The Prince William County school system will begin administering an English competency test to all teachers and administrators applying for jobs beginning in July, a school official said last week.
The testing concept, the first of its kind in Virginia, was adopted last spring by the school board as part of a 14-point program to toughen school standards. Montgomery and Prince George's counties in Maryland have similar testing programs. The District also administers competency tests in some subjects but not English.
Ronnie Graham, director of personnel for Prince William schools, told the school board last week the county will use a test devised by the Educational Testing Service of Princeton, N.J. He said the test is designed specifically for job candidates.
The preemployment test is not set up on a pass-fail system, Graham said. Instead, it will measure teacher performance in writing and grammar in terms of percentiles. For instance, a teacher scoring in the 75th percentile will have done better than 75 percent of those who took the test.
However, Graham said the county may eventually establish a passing grade for teachers.

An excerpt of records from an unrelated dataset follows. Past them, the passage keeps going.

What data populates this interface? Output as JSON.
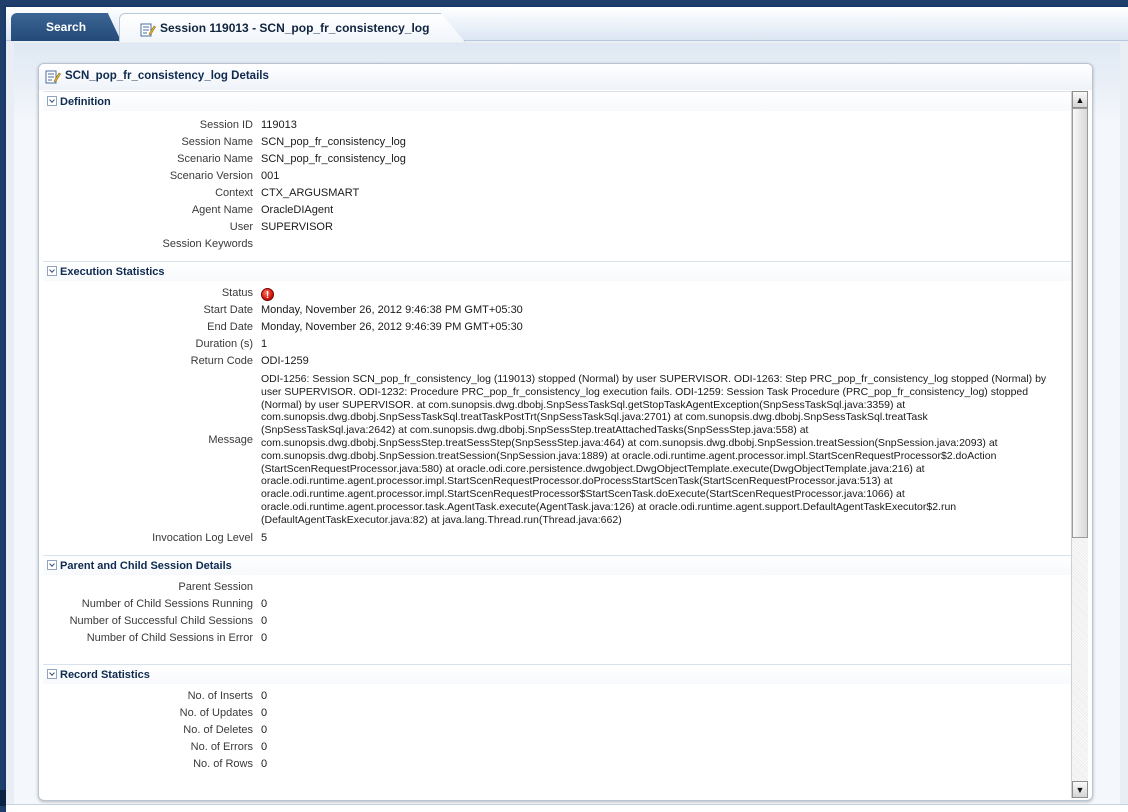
{
  "tabs": {
    "search_label": "Search",
    "session_label": "Session 119013 - SCN_pop_fr_consistency_log"
  },
  "panel": {
    "title": "SCN_pop_fr_consistency_log Details"
  },
  "definition": {
    "heading": "Definition",
    "rows": [
      {
        "label": "Session ID",
        "value": "119013"
      },
      {
        "label": "Session Name",
        "value": "SCN_pop_fr_consistency_log"
      },
      {
        "label": "Scenario Name",
        "value": "SCN_pop_fr_consistency_log"
      },
      {
        "label": "Scenario Version",
        "value": "001"
      },
      {
        "label": "Context",
        "value": "CTX_ARGUSMART"
      },
      {
        "label": "Agent Name",
        "value": "OracleDIAgent"
      },
      {
        "label": "User",
        "value": "SUPERVISOR"
      },
      {
        "label": "Session Keywords",
        "value": ""
      }
    ]
  },
  "execution": {
    "heading": "Execution Statistics",
    "status_label": "Status",
    "status_icon": "error-icon",
    "status_glyph": "!",
    "start_label": "Start Date",
    "start_value": "Monday, November 26, 2012 9:46:38 PM GMT+05:30",
    "end_label": "End Date",
    "end_value": "Monday, November 26, 2012 9:46:39 PM GMT+05:30",
    "duration_label": "Duration (s)",
    "duration_value": "1",
    "return_label": "Return Code",
    "return_value": "ODI-1259",
    "message_label": "Message",
    "message_value": "ODI-1256: Session SCN_pop_fr_consistency_log (119013) stopped (Normal) by user SUPERVISOR. ODI-1263: Step PRC_pop_fr_consistency_log stopped (Normal) by user SUPERVISOR. ODI-1232: Procedure PRC_pop_fr_consistency_log execution fails. ODI-1259: Session Task Procedure (PRC_pop_fr_consistency_log) stopped (Normal) by user SUPERVISOR. at com.sunopsis.dwg.dbobj.SnpSessTaskSql.getStopTaskAgentException(SnpSessTaskSql.java:3359) at com.sunopsis.dwg.dbobj.SnpSessTaskSql.treatTaskPostTrt(SnpSessTaskSql.java:2701) at com.sunopsis.dwg.dbobj.SnpSessTaskSql.treatTask (SnpSessTaskSql.java:2642) at com.sunopsis.dwg.dbobj.SnpSessStep.treatAttachedTasks(SnpSessStep.java:558) at com.sunopsis.dwg.dbobj.SnpSessStep.treatSessStep(SnpSessStep.java:464) at com.sunopsis.dwg.dbobj.SnpSession.treatSession(SnpSession.java:2093) at com.sunopsis.dwg.dbobj.SnpSession.treatSession(SnpSession.java:1889) at oracle.odi.runtime.agent.processor.impl.StartScenRequestProcessor$2.doAction (StartScenRequestProcessor.java:580) at oracle.odi.core.persistence.dwgobject.DwgObjectTemplate.execute(DwgObjectTemplate.java:216) at oracle.odi.runtime.agent.processor.impl.StartScenRequestProcessor.doProcessStartScenTask(StartScenRequestProcessor.java:513) at oracle.odi.runtime.agent.processor.impl.StartScenRequestProcessor$StartScenTask.doExecute(StartScenRequestProcessor.java:1066) at oracle.odi.runtime.agent.processor.task.AgentTask.execute(AgentTask.java:126) at oracle.odi.runtime.agent.support.DefaultAgentTaskExecutor$2.run (DefaultAgentTaskExecutor.java:82) at java.lang.Thread.run(Thread.java:662)",
    "invocation_label": "Invocation Log Level",
    "invocation_value": "5"
  },
  "parent_child": {
    "heading": "Parent and Child Session Details",
    "rows": [
      {
        "label": "Parent Session",
        "value": ""
      },
      {
        "label": "Number of Child Sessions Running",
        "value": "0"
      },
      {
        "label": "Number of Successful Child Sessions",
        "value": "0"
      },
      {
        "label": "Number of Child Sessions in Error",
        "value": "0"
      }
    ]
  },
  "records": {
    "heading": "Record Statistics",
    "rows": [
      {
        "label": "No. of Inserts",
        "value": "0"
      },
      {
        "label": "No. of Updates",
        "value": "0"
      },
      {
        "label": "No. of Deletes",
        "value": "0"
      },
      {
        "label": "No. of Errors",
        "value": "0"
      },
      {
        "label": "No. of Rows",
        "value": "0"
      }
    ]
  },
  "icons": {
    "tab_icon": "edit-document-icon",
    "panel_icon": "edit-document-icon",
    "scroll_up": "▲",
    "scroll_down": "▼"
  },
  "colors": {
    "tab_active_bg": "#ffffff",
    "tab_inactive_bg": "#2f5785",
    "heading_text": "#0e2a4f",
    "status_error": "#d1140f"
  }
}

"We want to start out low key because we haven't been able to talk with other systems who have done this," he said. "First, we're going to see how this test meets our needs. We're just getting our feet wet."

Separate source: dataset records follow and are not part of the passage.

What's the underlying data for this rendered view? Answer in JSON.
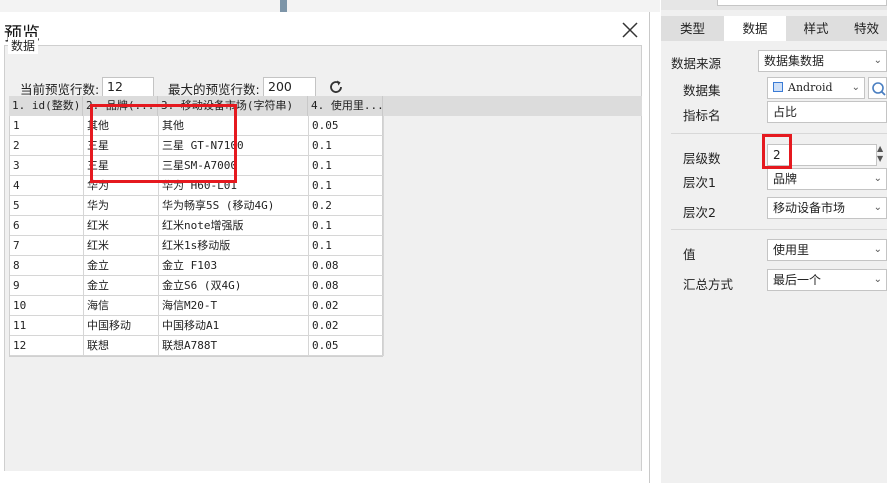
{
  "dialog": {
    "title": "预览",
    "group_label": "数据",
    "preview_rows_label": "当前预览行数:",
    "preview_rows_value": "12",
    "max_rows_label": "最大的预览行数:",
    "max_rows_value": "200"
  },
  "table": {
    "headers": [
      "1. id(整数)",
      "2. 品牌(...",
      "3. 移动设备市场(字符串)",
      "4. 使用里..."
    ],
    "rows": [
      [
        "1",
        "其他",
        "其他",
        "0.05"
      ],
      [
        "2",
        "三星",
        "三星 GT-N7100",
        "0.1"
      ],
      [
        "3",
        "三星",
        "三星SM-A7000",
        "0.1"
      ],
      [
        "4",
        "华为",
        "华为 H60-L01",
        "0.1"
      ],
      [
        "5",
        "华为",
        "华为畅享5S (移动4G)",
        "0.2"
      ],
      [
        "6",
        "红米",
        "红米note增强版",
        "0.1"
      ],
      [
        "7",
        "红米",
        "红米1s移动版",
        "0.1"
      ],
      [
        "8",
        "金立",
        "金立 F103",
        "0.08"
      ],
      [
        "9",
        "金立",
        "金立S6 (双4G)",
        "0.08"
      ],
      [
        "10",
        "海信",
        "海信M20-T",
        "0.02"
      ],
      [
        "11",
        "中国移动",
        "中国移动A1",
        "0.02"
      ],
      [
        "12",
        "联想",
        "联想A788T",
        "0.05"
      ]
    ]
  },
  "panel": {
    "tabs": [
      "类型",
      "数据",
      "样式",
      "特效"
    ],
    "active_tab": "数据",
    "data_source_label": "数据来源",
    "data_source_value": "数据集数据",
    "dataset_label": "数据集",
    "dataset_value": "Android",
    "indicator_label": "指标名",
    "indicator_value": "占比",
    "levels_label": "层级数",
    "levels_value": "2",
    "level1_label": "层次1",
    "level1_value": "品牌",
    "level2_label": "层次2",
    "level2_value": "移动设备市场",
    "value_label": "值",
    "value_value": "使用里",
    "summary_label": "汇总方式",
    "summary_value": "最后一个"
  },
  "colors": {
    "annotation_red": "#e5191f",
    "tab_active": "#ffffff",
    "header_gray": "#dcdcdc"
  },
  "icons": [
    "close-icon",
    "refresh-icon",
    "dataset-icon",
    "search-icon",
    "chevron-down-icon",
    "spinner-arrows-icon"
  ]
}
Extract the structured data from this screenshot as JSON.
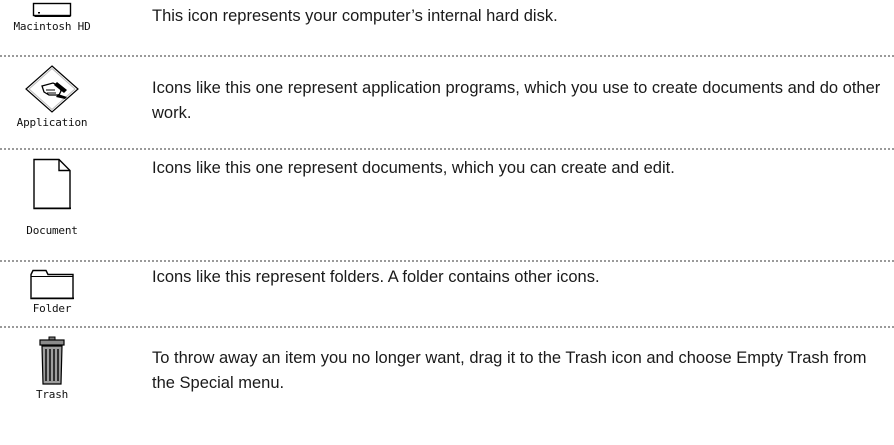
{
  "items": [
    {
      "icon": "hard-disk-icon",
      "label": "Macintosh HD",
      "description": "This icon represents your computer’s internal hard disk."
    },
    {
      "icon": "application-icon",
      "label": "Application",
      "description": "Icons like this one represent application programs, which you use to create documents and do other work."
    },
    {
      "icon": "document-icon",
      "label": "Document",
      "description": "Icons like this one represent documents, which you can create and edit."
    },
    {
      "icon": "folder-icon",
      "label": "Folder",
      "description": "Icons like this represent folders. A folder contains other icons."
    },
    {
      "icon": "trash-icon",
      "label": "Trash",
      "description": "To throw away an item you no longer want, drag it to the Trash icon and choose Empty Trash from the Special menu."
    }
  ]
}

The county will have about 75 job openings for teachers and administrators this summer, he said.
Virginia requires candidates for teachers' certificates to take a National Teacher Exam prepared by the Educational Testing Service. The state legislature has not established a passing score for the certificate exam.
Prince William School Board Chairman Gerard Cleary said parents have been enthusiastic about the 14-point plan to strengthen the county's schools, including the plan to test teacher candidates.
But the National Education Association, which represents 1.2 million teachers, has criticized such tests, saying they do not measure intangible factors that make good teachers.
"We realize many things make a good teacher," Prince William school spokeswoman Kristy Larson said. "This test is simply to see how well a candidate knows correct grammar and English. It is there to help us find the best teachers, not tell us which are the best teachers."